I don't know that "prompt maintenance" is really where my mind is at with agents + LLMs.

If the spec represents what you want, and the tests represent the spec, then that's the API to the product, like the function body is the API to other functions, what's on the inside can change or be ambiguous.

@issackelly @jacob Specs and the tests would be the prompts here; the instructions we give to a machine to do something. Whether it’s a REPL or a set of files given to agents isn’t really relevant, IMO.

I’m not especially optimistic that the industry will apply much rigor to the testing or the specs, to everyone’s detriment.

@palendae @jacob I dunno. I think specs (formal specifications) and tests (acceptance, regression, property-based, and unit, as appropriate) should _not_ be prompts, but rather barriers code should pass, human written or otherwise.

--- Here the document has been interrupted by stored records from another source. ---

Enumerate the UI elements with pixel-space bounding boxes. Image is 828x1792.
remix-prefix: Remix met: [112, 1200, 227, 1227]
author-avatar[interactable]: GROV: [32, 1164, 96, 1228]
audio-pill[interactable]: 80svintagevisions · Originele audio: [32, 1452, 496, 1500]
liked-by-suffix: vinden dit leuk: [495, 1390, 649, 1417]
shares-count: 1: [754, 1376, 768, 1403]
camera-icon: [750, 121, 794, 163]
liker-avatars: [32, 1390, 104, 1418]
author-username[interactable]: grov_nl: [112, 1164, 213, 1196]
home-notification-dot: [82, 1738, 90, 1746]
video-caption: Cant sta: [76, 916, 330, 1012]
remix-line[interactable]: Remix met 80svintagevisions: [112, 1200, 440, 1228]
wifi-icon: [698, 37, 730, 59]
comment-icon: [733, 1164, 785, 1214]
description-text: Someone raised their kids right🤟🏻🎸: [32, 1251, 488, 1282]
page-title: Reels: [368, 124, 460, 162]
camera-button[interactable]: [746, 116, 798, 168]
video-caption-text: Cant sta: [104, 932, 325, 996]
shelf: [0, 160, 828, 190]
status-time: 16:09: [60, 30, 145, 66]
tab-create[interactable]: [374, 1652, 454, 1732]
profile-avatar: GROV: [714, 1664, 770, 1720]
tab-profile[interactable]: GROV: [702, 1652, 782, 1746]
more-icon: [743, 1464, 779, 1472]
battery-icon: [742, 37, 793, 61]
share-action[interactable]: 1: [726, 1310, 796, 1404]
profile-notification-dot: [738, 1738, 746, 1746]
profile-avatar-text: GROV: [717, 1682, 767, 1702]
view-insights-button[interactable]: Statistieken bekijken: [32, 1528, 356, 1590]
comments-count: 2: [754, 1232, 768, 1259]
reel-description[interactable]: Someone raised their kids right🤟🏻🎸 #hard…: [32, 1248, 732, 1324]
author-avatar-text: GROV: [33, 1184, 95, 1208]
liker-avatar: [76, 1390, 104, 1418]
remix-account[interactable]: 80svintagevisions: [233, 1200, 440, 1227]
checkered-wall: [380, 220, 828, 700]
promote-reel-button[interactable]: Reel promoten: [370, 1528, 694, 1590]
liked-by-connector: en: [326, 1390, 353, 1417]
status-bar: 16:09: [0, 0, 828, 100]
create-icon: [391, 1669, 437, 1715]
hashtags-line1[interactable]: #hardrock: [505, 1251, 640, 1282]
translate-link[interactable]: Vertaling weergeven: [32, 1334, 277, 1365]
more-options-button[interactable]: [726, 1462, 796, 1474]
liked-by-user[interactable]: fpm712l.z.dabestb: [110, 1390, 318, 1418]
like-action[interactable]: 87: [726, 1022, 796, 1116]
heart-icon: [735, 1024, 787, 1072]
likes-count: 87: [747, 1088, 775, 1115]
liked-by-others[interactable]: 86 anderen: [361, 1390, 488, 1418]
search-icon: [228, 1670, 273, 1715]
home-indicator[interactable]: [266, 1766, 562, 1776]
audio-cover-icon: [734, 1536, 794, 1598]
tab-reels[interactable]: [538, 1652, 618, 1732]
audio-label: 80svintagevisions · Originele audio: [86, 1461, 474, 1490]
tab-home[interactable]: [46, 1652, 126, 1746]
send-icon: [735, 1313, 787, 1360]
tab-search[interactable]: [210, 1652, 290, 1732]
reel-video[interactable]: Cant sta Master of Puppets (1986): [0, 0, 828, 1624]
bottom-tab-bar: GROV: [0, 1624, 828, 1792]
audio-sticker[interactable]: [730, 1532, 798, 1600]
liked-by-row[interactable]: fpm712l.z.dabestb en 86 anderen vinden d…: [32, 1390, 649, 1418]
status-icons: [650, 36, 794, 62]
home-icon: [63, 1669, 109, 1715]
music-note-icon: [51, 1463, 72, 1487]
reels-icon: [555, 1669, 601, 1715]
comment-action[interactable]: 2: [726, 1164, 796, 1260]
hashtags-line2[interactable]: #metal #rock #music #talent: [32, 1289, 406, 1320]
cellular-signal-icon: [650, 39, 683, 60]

The more complete and accurate they are the more likely you are to get value out of LLM code long term.

LLMs can help a skilled human write them; but humans must own the responsibility for them

"Product specs" can be llm prompts or jira tickets for engineers.

@issackelly @jacob I’m curious - are the specs and enhanced tests what you’re focusing on?

Because at my current job, I’m hearing a lot of people saying this, but the emphasis (and measured outcomes) is around throwing agents at code generation and automated review without bringing the testing up at the same time.

@palendae @jacob For me, in the last ~9 months of engineering; "It depends" -- If it _is_ or _is a dependency of_ an API or security critical code, yes. Both for me and the code I review. If it's feature work, especially experiments, on top; then "wing it" has been useful.

At the moment I am not beholden to anybody but myself, so I feel like I'm sharing the bounds of what seems _right_ not what others are currently doing.

I do feel there is far too much exuberance compared to capabilities.